Als Friedrich und Schiffmann in das
Vorzimmer traten, bemerkten sie an der Menge der schon dahängenden
Winterröcke und Mäntel, daß die Gesellschaft heute zahlreicher sein mußte
als gewöhnlich.
"Ein ganzes Kleidergeschaft," meinte
Schiffmann.
Im Salon waren einige Leute, die Friedrich
schon kannte. Fremd war ihm aber der kahlköpfige Herr, der neben Ernestinen
am Klavier stand und ihr ganz vertraulich zulächelte.
Das junge Mädchen streckte dem Ankömmling
liebenswürdig die Hand entgegen: "Herr Doktor Löwenberg, lassen Sie sich
vorstellen. Das ist Herr Leopold Weinberger."

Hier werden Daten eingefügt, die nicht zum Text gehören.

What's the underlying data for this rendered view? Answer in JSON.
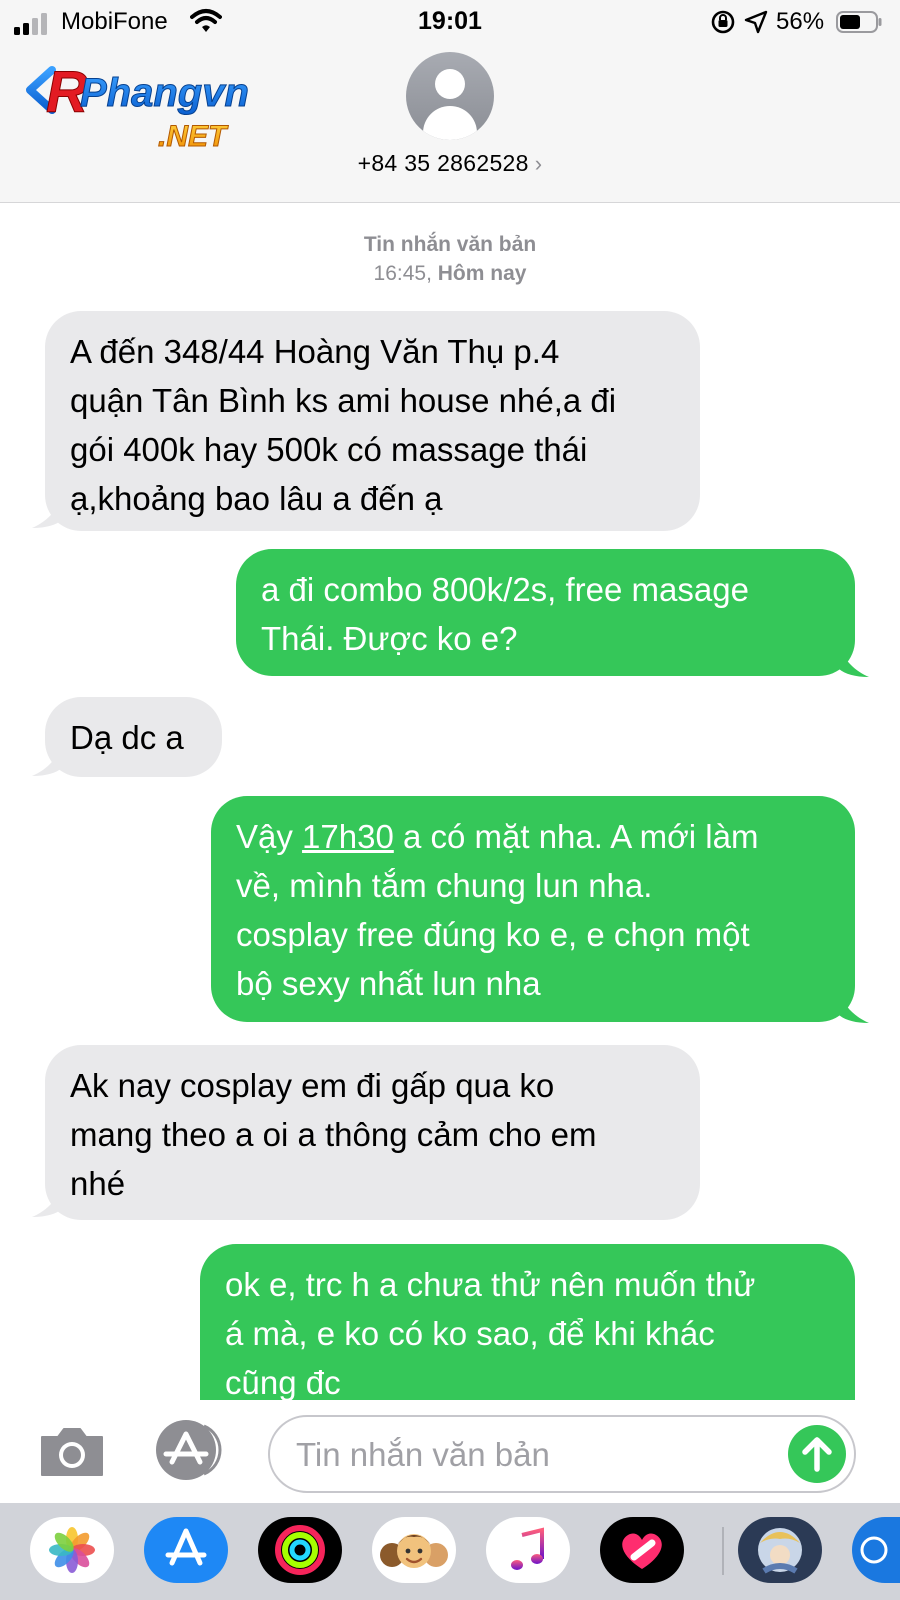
{
  "status_bar": {
    "carrier": "MobiFone",
    "time": "19:01",
    "battery": "56%"
  },
  "header": {
    "watermark_line1": "Phangvn",
    "watermark_line2": ".NET",
    "contact": "+84 35 2862528",
    "contact_chevron": "›"
  },
  "thread": {
    "meta_label": "Tin nhắn văn bản",
    "meta_time": "16:45,",
    "meta_day": "Hôm nay",
    "messages": [
      {
        "dir": "in",
        "lines": [
          "A đến 348/44 Hoàng Văn Thụ p.4",
          "quận Tân Bình ks ami house nhé,a đi",
          "gói 400k hay 500k có massage thái",
          "ạ,khoảng bao lâu a đến ạ"
        ]
      },
      {
        "dir": "out",
        "lines": [
          "a đi combo 800k/2s, free masage",
          "Thái. Được ko e?"
        ]
      },
      {
        "dir": "in",
        "lines": [
          "Dạ dc a"
        ]
      },
      {
        "dir": "out",
        "line1_pre": "Vậy ",
        "line1_link": "17h30",
        "line1_post": " a có mặt nha. A mới làm",
        "lines": [
          "về, mình tắm chung lun nha.",
          "cosplay free đúng ko e, e chọn một",
          "bộ sexy nhất lun nha"
        ]
      },
      {
        "dir": "in",
        "lines": [
          "Ak nay cosplay em đi gấp qua ko",
          "mang theo a oi a thông cảm cho em",
          "nhé"
        ]
      },
      {
        "dir": "out",
        "lines": [
          "ok e, trc h a chưa thử nên muốn thử",
          "á mà, e ko có ko sao, để khi khác",
          "cũng đc"
        ]
      }
    ]
  },
  "composer": {
    "placeholder": "Tin nhắn văn bản"
  },
  "drawer": {
    "apps": [
      "photos-icon",
      "app-store-icon",
      "activity-icon",
      "memoji-icon",
      "music-icon",
      "digital-touch-icon",
      "game-icon",
      "more-icon"
    ]
  },
  "colors": {
    "outgoing": "#35c759",
    "incoming": "#e9e9eb",
    "chrome": "#f6f6f6"
  }
}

"Mitchef der Firma Samuel Weinberger und
Söhne in Brünn," ergänzte Papa Löffler nicht ohne Feierlichkeit und
Wohlwollen.
Die beiden Herren reichten einander erfreut
die Hände, und Friedrich nahm bei dieser Gelegenheit wahr, daß Herr
Weinberger, der Milchet der Brünner Firma, beträchtlich schielte und eine
sehr feuchte Handfläche hatte. Das mißfiel Friedrich nicht, weil es den
ersten, blitzartigen Gedanken verscheuchte, von dem er bei seinem Eintritte
befallen worden war. Ernestine mit einem' solchen Menschen — das war einfach
unmöglich. Wie sie jetzt dastand, schlank, anmutig, das holde Haupt lieblich
geneigt, entzückte sie seine Augen. Er mußte sich aber ein wenig
zurückziehen, denn andere Gäste kamen und wurden begrüßt. Nur Herr Leopold
Weinberger aus Brünn behauptete sich einigermaßen zudringlich an Ernestinens
Seite.
Friedrich erkundigte sich bei Schiffmann.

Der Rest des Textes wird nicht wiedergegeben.